2015年時点で、キャピタル・ワンの評価額は約450億ドル(約4兆5000億円)にのぼる。
国の雇用政策まで
「実験」で効果を確かめる
今、業界を問わず、あちこちでRCTによる静かな変革が起こっている。これまでで最も大掛かりだったのは、国の雇用政策に用いられたケースだろう。
1980年代のアメリカでは、社会福祉の受給者を減らし、雇用を創出することが緊急課題のひとつだった。従来なら、大統領や議員たち(さらには政策アドバイザーや圧力団体との連携)によってトップダウン方式で雇用政策が決定されていたはずだ。
『失敗の科学 成長する組織の条件』(マシュー・サイド著、有枝 春訳、ディスカヴァー・トゥエンティワン)
しかし実際には、政策は検証によって決定された。その詳細は、ジム・マンジが名著『Uncontrolled(非対照)』で取り上げている。当時、アメリカ連邦政府は州政府に対し、一時的に裁量を与えた。「雇用創出の効果をRCTで分析する」という条件つきで、州が連邦政府の規制を受けることなく、独自でプログラムの運営をすることを許可したのだ。

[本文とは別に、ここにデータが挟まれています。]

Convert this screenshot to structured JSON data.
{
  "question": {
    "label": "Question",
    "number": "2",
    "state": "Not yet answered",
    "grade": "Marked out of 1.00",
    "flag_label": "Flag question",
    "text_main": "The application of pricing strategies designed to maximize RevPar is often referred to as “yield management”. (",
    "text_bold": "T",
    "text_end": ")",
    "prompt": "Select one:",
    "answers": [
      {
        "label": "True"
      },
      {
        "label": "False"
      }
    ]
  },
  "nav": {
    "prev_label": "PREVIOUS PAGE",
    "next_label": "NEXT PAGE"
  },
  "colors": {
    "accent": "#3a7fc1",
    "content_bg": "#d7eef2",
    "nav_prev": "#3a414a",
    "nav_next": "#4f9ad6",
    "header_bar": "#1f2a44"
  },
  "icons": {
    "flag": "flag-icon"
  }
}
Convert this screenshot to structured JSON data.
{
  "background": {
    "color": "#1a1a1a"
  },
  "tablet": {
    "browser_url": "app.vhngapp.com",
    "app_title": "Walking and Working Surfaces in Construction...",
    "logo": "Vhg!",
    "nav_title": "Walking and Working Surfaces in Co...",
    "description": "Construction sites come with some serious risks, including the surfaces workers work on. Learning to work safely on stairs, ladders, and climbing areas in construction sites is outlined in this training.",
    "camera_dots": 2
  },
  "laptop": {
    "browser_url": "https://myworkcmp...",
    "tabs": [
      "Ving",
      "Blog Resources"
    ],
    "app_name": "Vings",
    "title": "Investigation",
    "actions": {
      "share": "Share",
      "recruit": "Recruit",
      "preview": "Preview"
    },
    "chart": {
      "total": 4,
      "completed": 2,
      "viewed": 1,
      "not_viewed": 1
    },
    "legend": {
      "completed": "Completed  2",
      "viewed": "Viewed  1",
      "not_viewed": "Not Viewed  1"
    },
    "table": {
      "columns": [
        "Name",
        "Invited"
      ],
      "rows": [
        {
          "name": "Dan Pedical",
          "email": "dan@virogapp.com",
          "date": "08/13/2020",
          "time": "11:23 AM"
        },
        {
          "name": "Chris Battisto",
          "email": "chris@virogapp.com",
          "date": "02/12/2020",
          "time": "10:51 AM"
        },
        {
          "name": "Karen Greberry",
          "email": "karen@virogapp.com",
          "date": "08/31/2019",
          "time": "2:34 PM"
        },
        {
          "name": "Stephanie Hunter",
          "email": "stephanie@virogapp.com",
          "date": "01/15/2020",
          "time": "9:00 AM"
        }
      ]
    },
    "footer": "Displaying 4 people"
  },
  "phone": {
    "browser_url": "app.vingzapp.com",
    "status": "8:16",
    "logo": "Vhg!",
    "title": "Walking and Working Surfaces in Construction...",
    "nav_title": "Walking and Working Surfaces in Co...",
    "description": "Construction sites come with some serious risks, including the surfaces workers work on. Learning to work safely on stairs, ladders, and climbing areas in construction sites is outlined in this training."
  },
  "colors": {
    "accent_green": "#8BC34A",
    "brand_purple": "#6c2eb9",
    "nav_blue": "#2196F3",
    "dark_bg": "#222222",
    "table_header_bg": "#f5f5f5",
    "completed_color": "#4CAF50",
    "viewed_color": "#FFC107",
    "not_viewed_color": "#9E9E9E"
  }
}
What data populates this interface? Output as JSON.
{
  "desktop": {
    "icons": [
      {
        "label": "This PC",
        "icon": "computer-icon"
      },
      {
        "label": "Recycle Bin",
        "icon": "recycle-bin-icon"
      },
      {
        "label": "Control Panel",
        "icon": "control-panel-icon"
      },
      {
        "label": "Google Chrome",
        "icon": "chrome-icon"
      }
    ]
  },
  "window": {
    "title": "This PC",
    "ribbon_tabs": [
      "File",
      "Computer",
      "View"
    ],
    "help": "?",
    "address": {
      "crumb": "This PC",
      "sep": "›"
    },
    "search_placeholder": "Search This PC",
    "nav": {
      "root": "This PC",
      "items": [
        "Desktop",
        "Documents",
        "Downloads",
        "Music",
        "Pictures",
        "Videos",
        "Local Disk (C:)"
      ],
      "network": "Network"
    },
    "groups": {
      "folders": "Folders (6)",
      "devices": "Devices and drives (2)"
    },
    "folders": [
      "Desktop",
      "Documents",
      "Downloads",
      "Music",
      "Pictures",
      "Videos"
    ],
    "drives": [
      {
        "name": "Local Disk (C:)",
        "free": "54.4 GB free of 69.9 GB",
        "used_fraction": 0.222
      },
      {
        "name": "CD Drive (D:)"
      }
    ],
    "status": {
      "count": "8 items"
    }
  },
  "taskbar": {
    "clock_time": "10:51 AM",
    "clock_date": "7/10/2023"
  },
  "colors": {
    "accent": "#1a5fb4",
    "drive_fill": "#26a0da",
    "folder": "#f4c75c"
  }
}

検証の結果は劇的だった。それまで行われていた「雇用主への補助金給付」や「福祉の受給期間制限」には、効果がないことが明らかになったのである。
しかしたったひとつの施策だけ、就労促進効果が見られた。それは社会福祉の受給者に「一定の就労義務」を課したことだった。この結果を見て、クリントン政権は「ワークフェア政策」を提唱した。この政策はその後、共和党優位の議会で承認を得て実施され、大成功を収めている。